Group addresses global impact of Y2K problem

No company is an island and particularly so when the threat of the Year 2000 bug can affect businesses globally

No company is an island and particularly so when the threat of the Year 2000 bug can affect businesses globally. Until the Global 2000 Co-ordinating Group was formed last March, no-one was addressing the international impact of Year 2000.

The group was set up as an informal gathering of banks, securities firms and insurance companies to identify and minimise risks arising from the Year 2000 date change and improve the readiness of global financial institutions to meet the challenge. The group's secretariat is housed at UBS offices in Zurich, Switzerland and, in all, there are 250 institutions and associations from 53 countries as participating members.
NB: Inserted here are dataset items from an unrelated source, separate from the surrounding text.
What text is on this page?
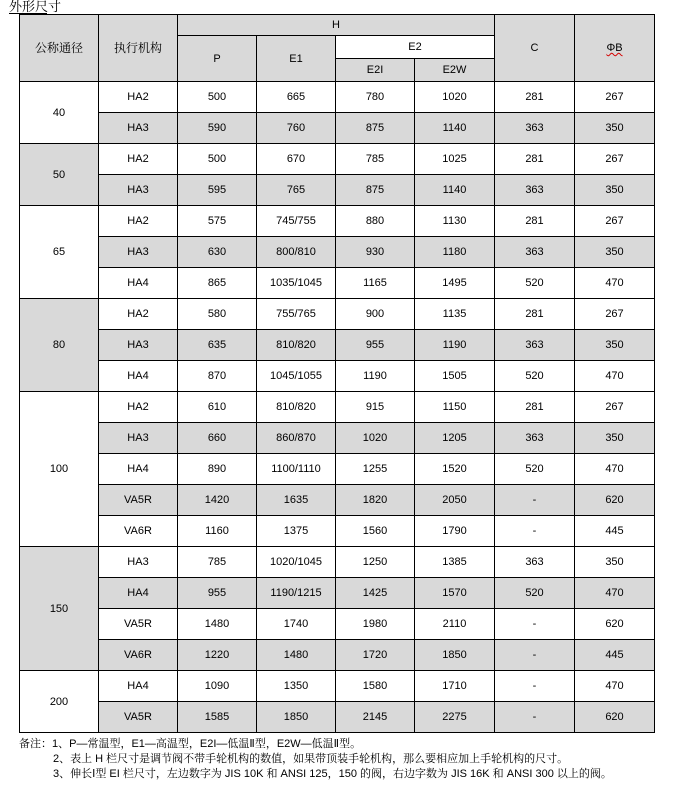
外形尺寸
公称通径	执行机构	H				C	ΦB
		P	E1	E2			
				E2I	E2W		
40	HA2	500	665	780	1020	281	267
	HA3	590	760	875	1140	363	350
50	HA2	500	670	785	1025	281	267
	HA3	595	765	875	1140	363	350
65	HA2	575	745/755	880	1130	281	267
	HA3	630	800/810	930	1180	363	350
	HA4	865	1035/1045	1165	1495	520	470
80	HA2	580	755/765	900	1135	281	267
	HA3	635	810/820	955	1190	363	350
	HA4	870	1045/1055	1190	1505	520	470
100	HA2	610	810/820	915	1150	281	267
	HA3	660	860/870	1020	1205	363	350
	HA4	890	1100/1110	1255	1520	520	470
	VA5R	1420	1635	1820	2050	-	620
	VA6R	1160	1375	1560	1790	-	445
150	HA3	785	1020/1045	1250	1385	363	350
	HA4	955	1190/1215	1425	1570	520	470
	VA5R	1480	1740	1980	2110	-	620
	VA6R	1220	1480	1720	1850	-	445
200	HA4	1090	1350	1580	1710	-	470
	VA5R	1585	1850	2145	2275	-	620
备注：1、P—常温型，E1—高温型，E2I—低温Ⅱ型，E2W—低温Ⅱ型。
2、表上 H 栏尺寸是调节阀不带手轮机构的数值，如果带顶装手轮机构，那么要相应加上手轮机构的尺寸。
3、伸长Ⅰ型 EI 栏尺寸，左边数字为 JIS 10K 和 ANSI 125，150 的阀，右边字数为 JIS 16K 和 ANSI 300 以上的阀。
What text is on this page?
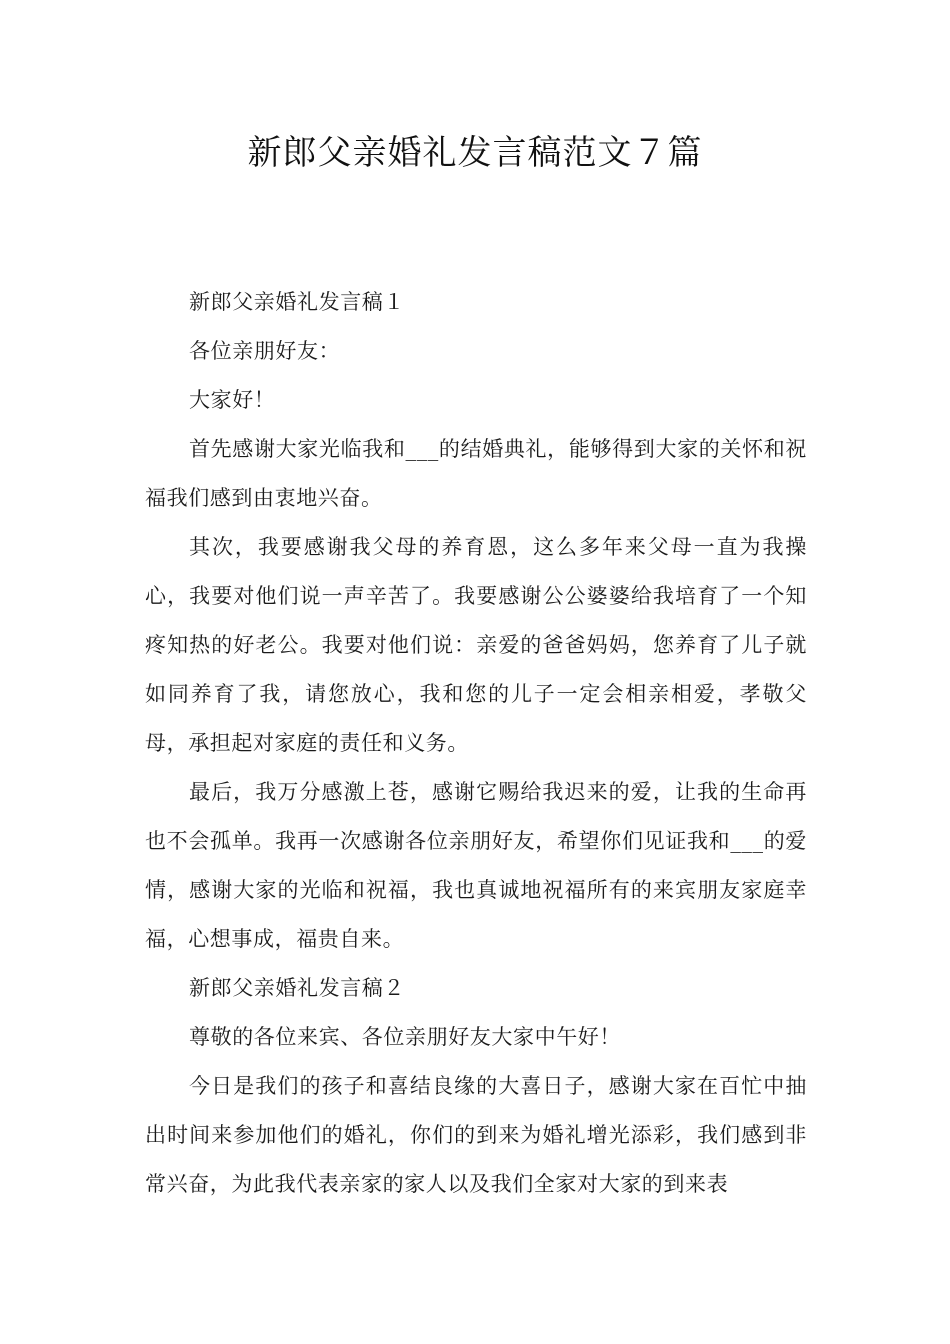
新郎父亲婚礼发言稿范文７篇

新郎父亲婚礼发言稿１

各位亲朋好友：

大家好！

首先感谢大家光临我和___的结婚典礼，能够得到大家的关怀和祝福我们感到由衷地兴奋。

其次，我要感谢我父母的养育恩，这么多年来父母一直为我操心，我要对他们说一声辛苦了。我要感谢公公婆婆给我培育了一个知疼知热的好老公。我要对他们说：亲爱的爸爸妈妈，您养育了儿子就如同养育了我，请您放心，我和您的儿子一定会相亲相爱，孝敬父母，承担起对家庭的责任和义务。

最后，我万分感激上苍，感谢它赐给我迟来的爱，让我的生命再也不会孤单。我再一次感谢各位亲朋好友，希望你们见证我和___的爱情，感谢大家的光临和祝福，我也真诚地祝福所有的来宾朋友家庭幸福，心想事成，福贵自来。

新郎父亲婚礼发言稿２

尊敬的各位来宾、各位亲朋好友大家中午好！

今日是我们的孩子和喜结良缘的大喜日子，感谢大家在百忙中抽出时间来参加他们的婚礼，你们的到来为婚礼增光添彩，我们感到非常兴奋，为此我代表亲家的家人以及我们全家对大家的到来表
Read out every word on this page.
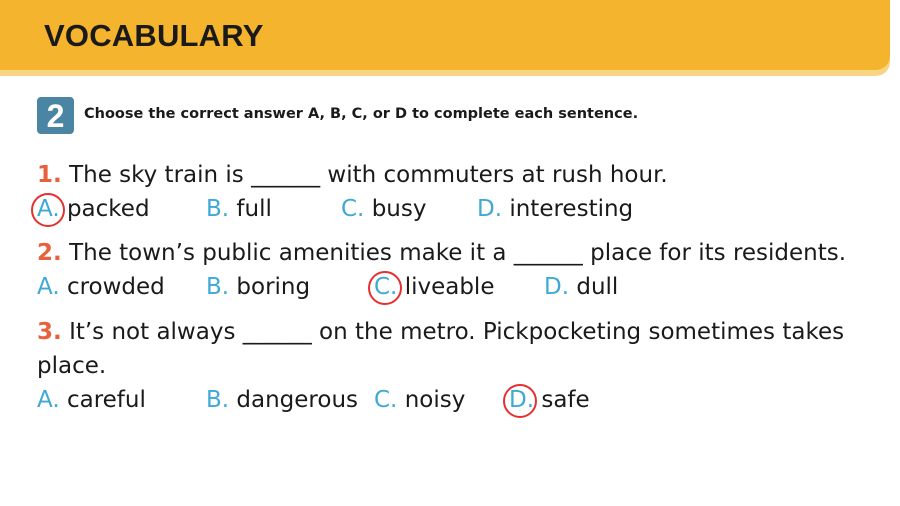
VOCABULARY
2	Choose the correct answer A, B, C, or D to complete each sentence.
1. The sky train is ______ with commuters at rush hour.
A. packed B. full	C. busy D. interesting
2. The town’s public amenities make it a ______ place for its residents.
A. crowded B. boring	C. liveable D. dull
3. It’s not always ______ on the metro. Pickpocketing sometimes takes
place.
A. careful	B. dangerous C. noisy D. safe
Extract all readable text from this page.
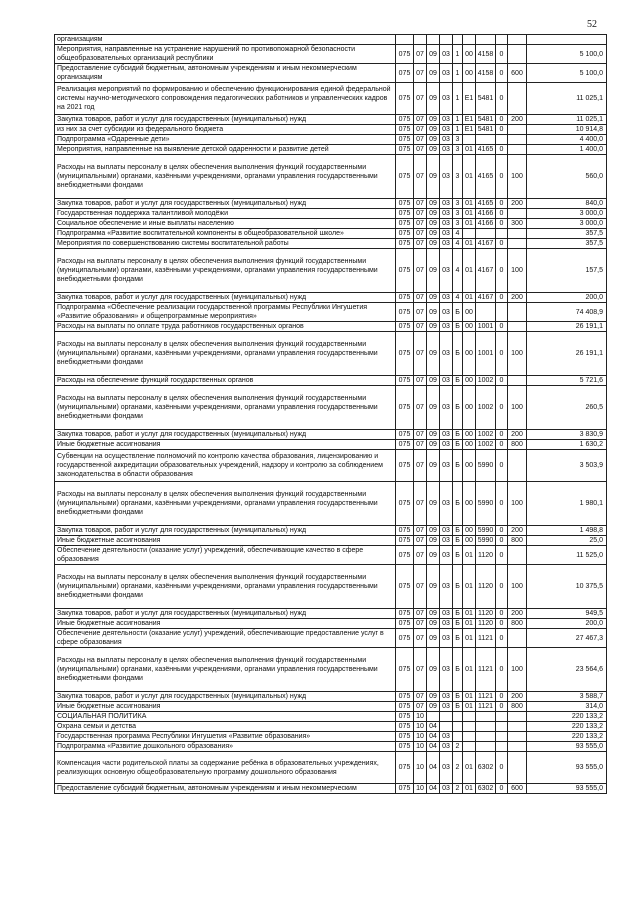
52
организациям										
Мероприятия, направленные на устранение нарушений по противопожарной безопасности общеобразовательных организаций республики	075	07	09	03	1	00	4158	0		5 100,0
Предоставление субсидий бюджетным, автономным учреждениям и иным некоммерческим организациям	075	07	09	03	1	00	4158	0	600	5 100,0
Реализация мероприятий по формированию и обеспечению функционирования единой федеральной системы научно-методического сопровождения педагогических работников и управленческих кадров на 2021 год	075	07	09	03	1	E1	5481	0		11 025,1
Закупка товаров, работ и услуг для государственных (муниципальных) нужд	075	07	09	03	1	E1	5481	0	200	11 025,1
из них за счет субсидии из федерального бюджета	075	07	09	03	1	E1	5481	0		10 914,8
Подпрограмма «Одаренные дети»	075	07	09	03	3					4 400,0
Мероприятия, направленные на выявление детской одаренности и развитие детей	075	07	09	03	3	01	4165	0		1 400,0
Расходы на выплаты персоналу в целях обеспечения выполнения функций государственными (муниципальными) органами, казёнными учреждениями, органами управления государственными внебюджетными фондами	075	07	09	03	3	01	4165	0	100	560,0
Закупка товаров, работ и услуг для государственных (муниципальных) нужд	075	07	09	03	3	01	4165	0	200	840,0
Государственная поддержка талантливой молодёжи	075	07	09	03	3	01	4166	0		3 000,0
Социальное обеспечение и иные выплаты населению	075	07	09	03	3	01	4166	0	300	3 000,0
Подпрограмма «Развитие воспитательной компоненты в общеобразовательной школе»	075	07	09	03	4					357,5
Мероприятия по совершенствованию системы воспитательной работы	075	07	09	03	4	01	4167	0		357,5
Расходы на выплаты персоналу в целях обеспечения выполнения функций государственными (муниципальными) органами, казёнными учреждениями, органами управления государственными внебюджетными фондами	075	07	09	03	4	01	4167	0	100	157,5
Закупка товаров, работ и услуг для государственных (муниципальных) нужд	075	07	09	03	4	01	4167	0	200	200,0
Подпрограмма «Обеспечение реализации государственной программы Республики Ингушетия «Развитие образования» и общепрограммные мероприятия»	075	07	09	03	Б	00				74 408,9
Расходы на выплаты по оплате труда работников государственных органов	075	07	09	03	Б	00	1001	0		26 191,1
Расходы на выплаты персоналу в целях обеспечения выполнения функций государственными (муниципальными) органами, казёнными учреждениями, органами управления государственными внебюджетными фондами	075	07	09	03	Б	00	1001	0	100	26 191,1
Расходы на обеспечение функций государственных органов	075	07	09	03	Б	00	1002	0		5 721,6
Расходы на выплаты персоналу в целях обеспечения выполнения функций государственными (муниципальными) органами, казёнными учреждениями, органами управления государственными внебюджетными фондами	075	07	09	03	Б	00	1002	0	100	260,5
Закупка товаров, работ и услуг для государственных (муниципальных) нужд	075	07	09	03	Б	00	1002	0	200	3 830,9
Иные бюджетные ассигнования	075	07	09	03	Б	00	1002	0	800	1 630,2
Субвенции на осуществление полномочий по контролю качества образования, лицензированию и государственной аккредитации образовательных учреждений, надзору и контролю за соблюдением законодательства в области образования	075	07	09	03	Б	00	5990	0		3 503,9
Расходы на выплаты персоналу в целях обеспечения выполнения функций государственными (муниципальными) органами, казёнными учреждениями, органами управления государственными внебюджетными фондами	075	07	09	03	Б	00	5990	0	100	1 980,1
Закупка товаров, работ и услуг для государственных (муниципальных) нужд	075	07	09	03	Б	00	5990	0	200	1 498,8
Иные бюджетные ассигнования	075	07	09	03	Б	00	5990	0	800	25,0
Обеспечение деятельности (оказание услуг) учреждений, обеспечивающие качество в сфере образования	075	07	09	03	Б	01	1120	0		11 525,0
Расходы на выплаты персоналу в целях обеспечения выполнения функций государственными (муниципальными) органами, казёнными учреждениями, органами управления государственными внебюджетными фондами	075	07	09	03	Б	01	1120	0	100	10 375,5
Закупка товаров, работ и услуг для государственных (муниципальных) нужд	075	07	09	03	Б	01	1120	0	200	949,5
Иные бюджетные ассигнования	075	07	09	03	Б	01	1120	0	800	200,0
Обеспечение деятельности (оказание услуг) учреждений, обеспечивающие предоставление услуг в сфере образования	075	07	09	03	Б	01	1121	0		27 467,3
Расходы на выплаты персоналу в целях обеспечения выполнения функций государственными (муниципальными) органами, казёнными учреждениями, органами управления государственными внебюджетными фондами	075	07	09	03	Б	01	1121	0	100	23 564,6
Закупка товаров, работ и услуг для государственных (муниципальных) нужд	075	07	09	03	Б	01	1121	0	200	3 588,7
Иные бюджетные ассигнования	075	07	09	03	Б	01	1121	0	800	314,0
СОЦИАЛЬНАЯ ПОЛИТИКА	075	10								220 133,2
Охрана семьи и детства	075	10	04							220 133,2
Государственная программа Республики Ингушетия «Развитие образования»	075	10	04	03						220 133,2
Подпрограмма «Развитие дошкольного образования»	075	10	04	03	2					93 555,0
Компенсация части родительской платы за содержание ребёнка в образовательных учреждениях, реализующих основную общеобразовательную программу дошкольного образования	075	10	04	03	2	01	6302	0		93 555,0
Предоставление субсидий бюджетным, автономным учреждениям и иным некоммерческим	075	10	04	03	2	01	6302	0	600	93 555,0
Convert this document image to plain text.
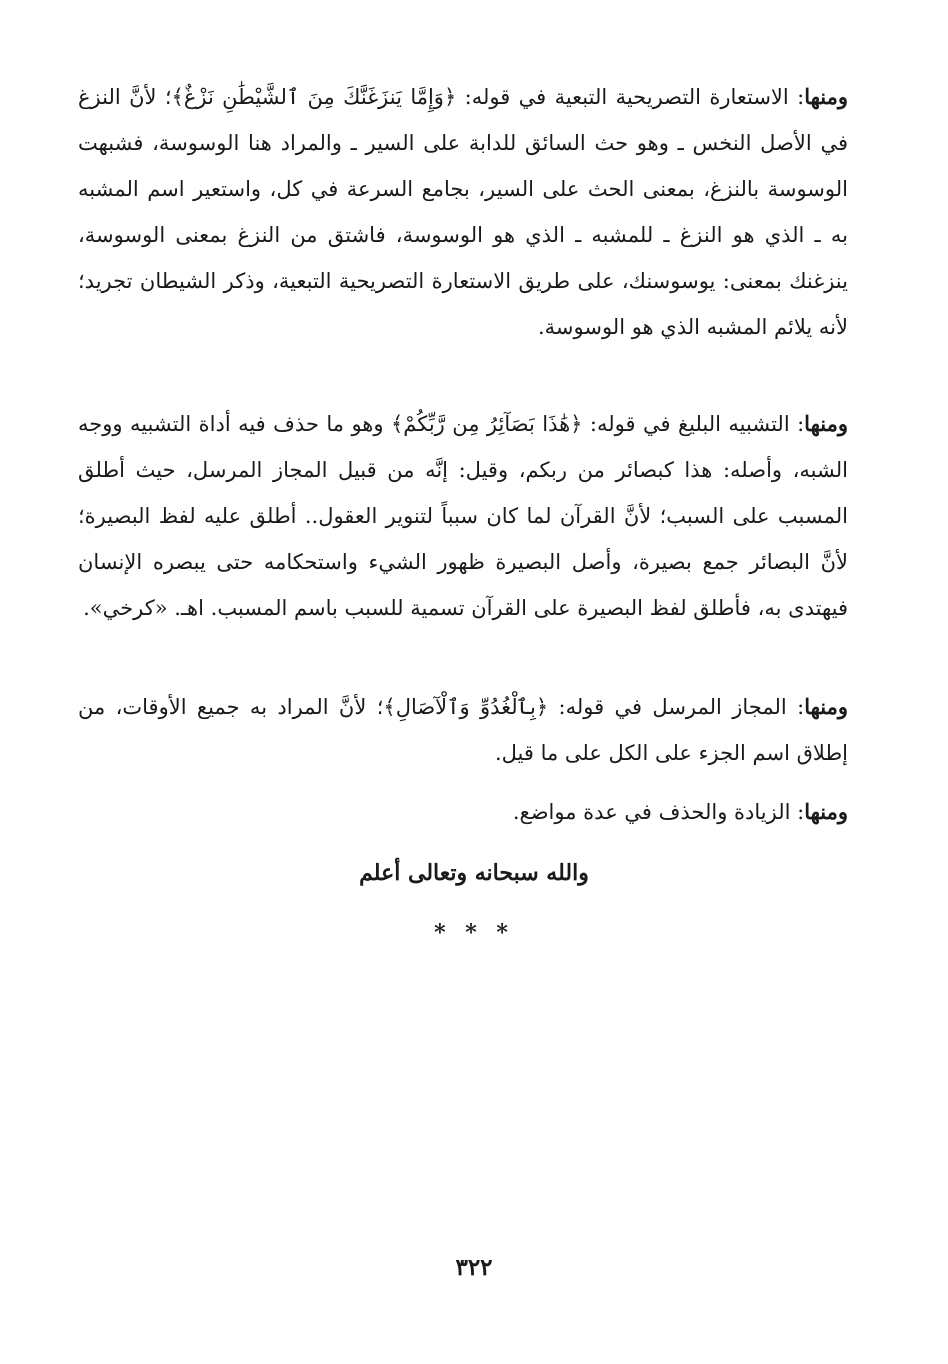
ومنها: الاستعارة التصريحية التبعية في قوله: ﴿وَإِمَّا يَنزَغَنَّكَ مِنَ ٱلشَّيْطَٰنِ نَزْغٌ﴾؛ لأنَّ النزغ في الأصل النخس ـ وهو حث السائق للدابة على السير ـ والمراد هنا الوسوسة، فشبهت الوسوسة بالنزغ، بمعنى الحث على السير، بجامع السرعة في كل، واستعير اسم المشبه به ـ الذي هو النزغ ـ للمشبه ـ الذي هو الوسوسة، فاشتق من النزغ بمعنى الوسوسة، ينزغنك بمعنى: يوسوسنك، على طريق الاستعارة التصريحية التبعية، وذكر الشيطان تجريد؛ لأنه يلائم المشبه الذي هو الوسوسة.

ومنها: التشبيه البليغ في قوله: ﴿هَٰذَا بَصَآئِرُ مِن رَّبِّكُمْ﴾ وهو ما حذف فيه أداة التشبيه ووجه الشبه، وأصله: هذا كبصائر من ربكم، وقيل: إنَّه من قبيل المجاز المرسل، حيث أطلق المسبب على السبب؛ لأنَّ القرآن لما كان سبباً لتنوير العقول.. أطلق عليه لفظ البصيرة؛ لأنَّ البصائر جمع بصيرة، وأصل البصيرة ظهور الشيء واستحكامه حتى يبصره الإنسان فيهتدى به، فأطلق لفظ البصيرة على القرآن تسمية للسبب باسم المسبب. اهـ. «كرخي».

ومنها: المجاز المرسل في قوله: ﴿بِٱلْغُدُوِّ وَٱلْآصَالِ﴾؛ لأنَّ المراد به جميع الأوقات، من إطلاق اسم الجزء على الكل على ما قيل.

ومنها: الزيادة والحذف في عدة مواضع.

والله سبحانه وتعالى أعلم
* * *
٣٢٢
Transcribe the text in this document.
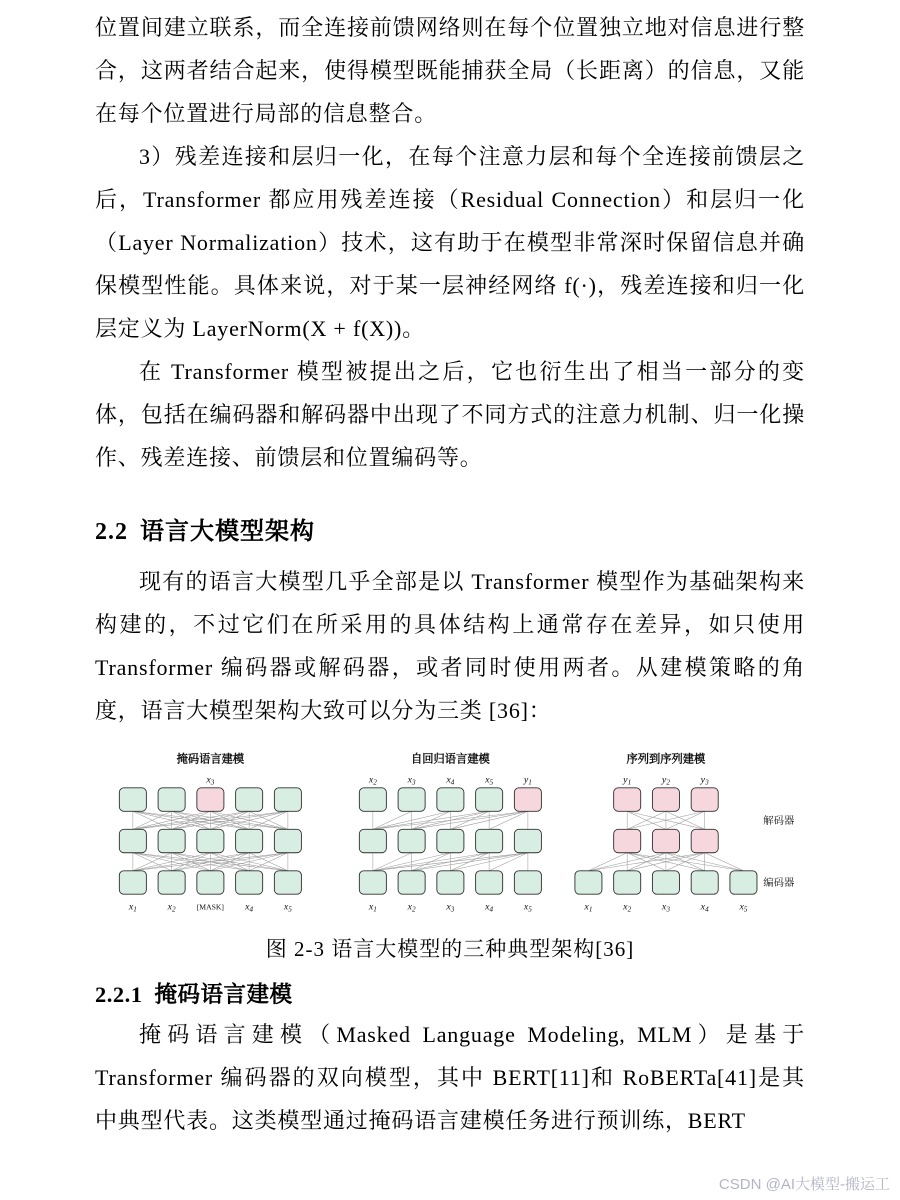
位置间建立联系，而全连接前馈网络则在每个位置独立地对信息进行整合，这两者结合起来，使得模型既能捕获全局（长距离）的信息，又能在每个位置进行局部的信息整合。

3）残差连接和层归一化，在每个注意力层和每个全连接前馈层之后，Transformer 都应用残差连接（Residual Connection）和层归一化（Layer Normalization）技术，这有助于在模型非常深时保留信息并确保模型性能。具体来说，对于某一层神经网络 f(·)，残差连接和归一化层定义为 LayerNorm(X + f(X))。

在 Transformer 模型被提出之后，它也衍生出了相当一部分的变体，包括在编码器和解码器中出现了不同方式的注意力机制、归一化操作、残差连接、前馈层和位置编码等。

2.2 语言大模型架构

现有的语言大模型几乎全部是以 Transformer 模型作为基础架构来构建的，不过它们在所采用的具体结构上通常存在差异，如只使用 Transformer 编码器或解码器，或者同时使用两者。从建模策略的角度，语言大模型架构大致可以分为三类 [36]：

掩码语言建模
x3
x1	x2 [MASK] x4	x5
自回归语言建模
x2	x3	x4	x5	y1
x1	x2	x3	x4	x5
序列到序列建模
y1	y2	y3
x1	x2	x3	x4	x5
解码器
编码器
图 2-3 语言大模型的三种典型架构[36]
2.2.1 掩码语言建模

掩码语言建模（Masked Language Modeling, MLM）是基于 Transformer 编码器的双向模型，其中 BERT[11]和 RoBERTa[41]是其中典型代表。这类模型通过掩码语言建模任务进行预训练，BERT

CSDN @AI大模型-搬运工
The group had planned this week to publish on its website (www.global2k.com) the names of those countries that it believes are not ready to avoid Year 2000 computer disruption. But fearing that it might cause a flight of capital or destabilise some developing countries, it decided instead to make the information available on a more limited basis, to the United Nations, national regulators and its own steering committee, among others. It concluded that its focus should be kept on efforts to stimulate self-assessment and disclosure by every country. The group has already warned that Russia will not solve its Year 2000 problems in time. Over the past few months, the group has produced a red, yellow, and green chart to display national levels of comfort and ratings of progress for each country's systems to handle dates after January 1st, 2000. Red means a country needs to make substantial improvement, yellow means there is room for improvement and green means it is making adequate progress. When black appears that means there is no public information available from a particular country or industry.

"Y2K has a lifecycle," said Mr James R. Devlin, the Citibank delegate to Global 2000 and one of two liaisons from the United States. "It starts off with indifference. A lot of small companies don't understand that it affects them. That perception is reducing here in the United States but we're not seeing a corresponding reduction in smaller companies in other countries," he said at the Bank Administration Institute's Y2K Summit in Orlando two weeks ago.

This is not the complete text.